建国記念パレード
帝国歴255年6月25日
本日は帝国建国祭。
255年前に帝政が発布されたことを記念するこの国最大の祝日だ。
通りは綺麗に飾り付けられ、多くの市民が沿道に詰めかけている。
あの、各諸侯の軍旗が吊された万国旗もどきもはためいている。
陸軍の兵士が部隊別にがパレードを行い、それを中央軍、ボーエン公爵家騎士団、リンツ辺境伯家騎士団の軍楽隊が行進曲を演奏しながら先導している。
行進は市内を西から東進し、帝城正門前の中央広場で軍と軍楽隊は別れる。
中央広場からは3軍楽隊はそれぞれの曲から、グラーツ帝国行進曲に演奏を変えながらマーチングドリルを披露する。
そして、曲のトリオに入ると、新しく制定された国歌を貴族学校生徒やサクラたちが歌う。
その中を楽隊が正門方向に歩き、曲の最後に全員でSieg Heil Kaiserと叫び、演奏が終了する。
それと同時に南大通りに設置されていた着火台から打ち上げられていた花火が轟音とともに炸裂する。
さらに、広場と中央通りに配置されたくす玉が割られ、紙吹雪が風に舞う。
ここで詰めかけた群衆から、大きな歓声が上がる。
衛兵の制止により、広場がサッと静まった後に、城門前に並んだ隊員による儀仗が始まると、陛下が立ち上がり、正門上の演壇に進み、国民に対する挨拶を行う。
「本日は、栄えある我が帝国が歴史に名乗りを上げた尊い日である。そして今年は、建国以来の宿願であったマルチン=ユグノーを滅ぼし、大グラーツ主義が実現された記念の年である。皆もかつてない繁栄を手にした帝国の姿を実感したことであろう。今日の日を讃えよ、そして長く心に刻め、そして我らとともにこれからも歩め!」
ここで再度花火が打ちあがり、民衆の歓声を浴びながら皇帝は手を振る。
その後も、各国の王族や全権大使が集う中、式典は粛々と行われた。
その後、夕食を兼ねた大晩餐会が行われ、夜の花火で一時中断した後、パーティー後半はダンス会となり、盛会のうちに建国祭は終わった。
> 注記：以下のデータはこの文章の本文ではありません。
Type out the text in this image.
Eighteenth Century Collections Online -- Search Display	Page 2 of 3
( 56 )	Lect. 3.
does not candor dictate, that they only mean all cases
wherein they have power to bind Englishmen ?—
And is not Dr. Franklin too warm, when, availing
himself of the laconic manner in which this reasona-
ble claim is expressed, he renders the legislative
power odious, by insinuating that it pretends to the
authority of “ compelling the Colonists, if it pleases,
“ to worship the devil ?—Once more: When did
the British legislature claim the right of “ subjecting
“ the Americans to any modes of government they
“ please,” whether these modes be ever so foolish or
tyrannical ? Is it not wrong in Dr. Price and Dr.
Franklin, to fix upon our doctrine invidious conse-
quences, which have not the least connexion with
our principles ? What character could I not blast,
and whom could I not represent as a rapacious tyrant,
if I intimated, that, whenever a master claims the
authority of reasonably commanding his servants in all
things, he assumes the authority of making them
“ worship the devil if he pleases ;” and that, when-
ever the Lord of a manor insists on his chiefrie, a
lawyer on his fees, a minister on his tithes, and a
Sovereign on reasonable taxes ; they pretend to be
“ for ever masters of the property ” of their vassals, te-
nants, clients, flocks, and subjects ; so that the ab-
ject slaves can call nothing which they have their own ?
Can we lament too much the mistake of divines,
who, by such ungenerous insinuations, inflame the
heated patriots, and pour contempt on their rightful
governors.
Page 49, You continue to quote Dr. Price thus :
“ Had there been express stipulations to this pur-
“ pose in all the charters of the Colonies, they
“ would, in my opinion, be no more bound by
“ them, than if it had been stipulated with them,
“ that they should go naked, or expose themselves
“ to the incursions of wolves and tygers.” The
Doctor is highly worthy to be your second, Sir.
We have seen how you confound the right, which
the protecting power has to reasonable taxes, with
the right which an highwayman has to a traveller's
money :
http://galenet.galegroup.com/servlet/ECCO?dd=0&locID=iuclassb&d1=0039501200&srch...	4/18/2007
終わって密かに帰ろうとしたが、陛下の使いに呼び止められ、脱出失敗。
「でかしたぞ、エルハバード卿。今日の事は各国の来賓から、それぞれの国に知らされるだろう。これが我が国の威光を他国に響かせることになる。」
「光栄至極に存じます。」
「整然と行進する軍、これまで誰も聞いた事の無いような音楽、民衆の歌、儀仗、吹き乱れる色紙、花火。どれも我が国にしかないものだ。」
「ええ、国力と文明、技術の高さを評価いただくことが目的ですね。」
「ああ、それだな。それにそちの存在は大きい。そちと同年代の者は、まだほとんど世に出ておらんが、それでも、そちが世代を代表する者であることは分かる。」
「それは買いかぶりではございませんか?」
「謙遜か、それとも何か企んでおるか?」
「滅相もございません。企む理由も熱意もありませんが。」
「ハッハッハ。分かっておる。何故だかはまだ分からんが、そちには年齢にそぐわぬ物ぐささと合理性が感じられる。」
「私も何故か、乗り気で無いものに対しての熱意の無さは自覚しております。」
「8月10日だ。それだけは覚えておけ。」